Am I wrong in saying I won’t go to my oldest daughters wedding because she wants to invite her future sister in laws live in partner - who is the man who raped my younger daughter?
It was acquaintance rape and my younger daughter thought something was off but didn't really process what happened and thought that she somehow deserved to be treated that way.
She buried it for some time and carried on as normal for a while (even around him). Then sometime later he started some pretty awful rumours about her which just confirmed in her mind he was a dangerous person not to be messed with.
She then moved away for work and with the help of her boyfriend was able to confront and understand what happened to her.
She thought he was out of her life, that she wouldn’t ever have to see him again and that she could put it behind her but then she found out he was going to be connected to her sisters future family. She then felt able to share what happened to her and how she felt about her sister spending time with him.

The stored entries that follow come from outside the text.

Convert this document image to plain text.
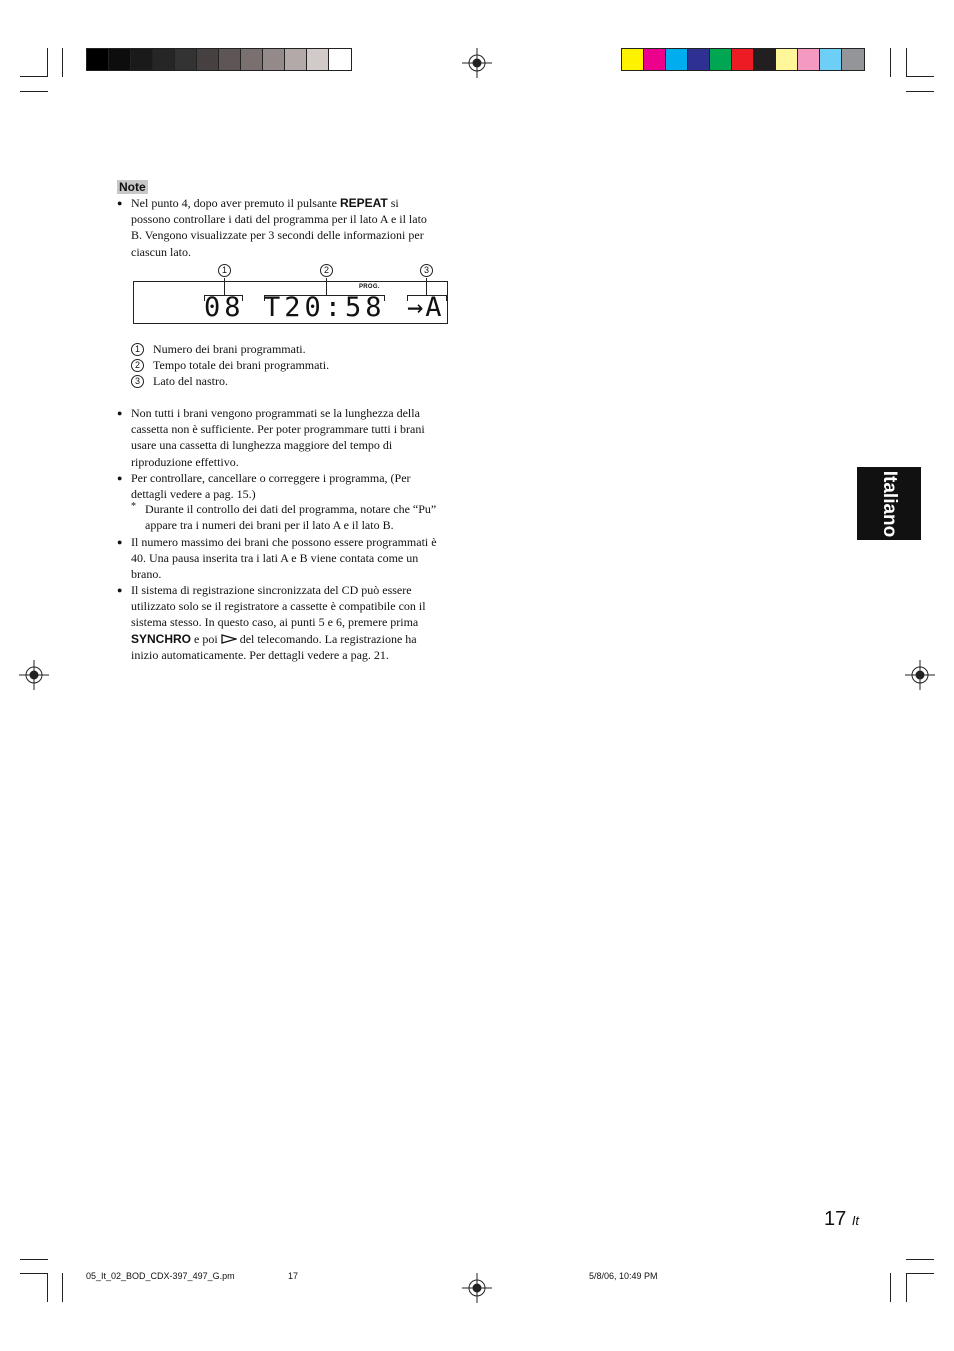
Note
● Nel punto 4, dopo aver premuto il pulsante REPEAT si
possono controllare i dati del programma per il lato A e il lato
B. Vengono visualizzate per 3 secondi delle informazioni per
ciascun lato.
1	2	3
PROG.
08 T20:58 →A
1 Numero dei brani programmati.
2 Tempo totale dei brani programmati.
3 Lato del nastro.
● Non tutti i brani vengono programmati se la lunghezza della
cassetta non è sufficiente. Per poter programmare tutti i brani
usare una cassetta di lunghezza maggiore del tempo di
riproduzione effettivo.
● Per controllare, cancellare o correggere i programma, (Per
dettagli vedere a pag. 15.)
* Durante il controllo dei dati del programma, notare che “Pu”
appare tra i numeri dei brani per il lato A e il lato B.
● Il numero massimo dei brani che possono essere programmati è
40. Una pausa inserita tra i lati A e B viene contata come un
brano.
● Il sistema di registrazione sincronizzata del CD può essere
utilizzato solo se il registratore a cassette è compatibile con il
sistema stesso. In questo caso, ai punti 5 e 6, premere prima
SYNCHRO e poi  del telecomando. La registrazione ha
inizio automaticamente. Per dettagli vedere a pag. 21.
Italiano
17 It
05_It_02_BOD_CDX-397_497_G.pm	17	5/8/06, 10:49 PM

She doesn't want anything said to the future sister in law because she's still scared of the man and really doesn't want to report what happened. Future SIL is happiest she has ever been in the relationship and isn't going to believe what happened.
So my older daughters fiancé can still enjoy family events my older daughter goes to them even though the rapist is often there too. She says she ignores him but photos of them all together have appeared on social media.
The fall out from this has led to total estrangement between the sisters as the one that was raped can't understand how her sister can spend time with him and feels her sister doesn't really believe what happened to her.
The one getting married now feels that as her relationship with her sister is non existent she doesn't want to upset the future SIL and for her fiancé to fall out with his family. So she and her fiancé haven't even been willing to have any sort of conversation with the SIL about how we feel about him being at the wedding.
We don't even think the rape needs to be mentioned to the SIL as we feel the rumours he spread and the fact my daughters are estranged because of him is reason enough for us not to want him to be at the wedding.
My older daughter veers between thinking it will all magically resolve itself or saying we should just be civil on the wedding day for her sake. I feel that to expect us to be in the same room as the man who raped my younger daughter and who has effectively torn my family apart is unimaginable. I can’t even think how I could cope coming face to face with him on what is meant to be such a special day.
I don't want to lose my eldest daughter by not going to the wedding but I cannot see anyway I could possibly go if he is there.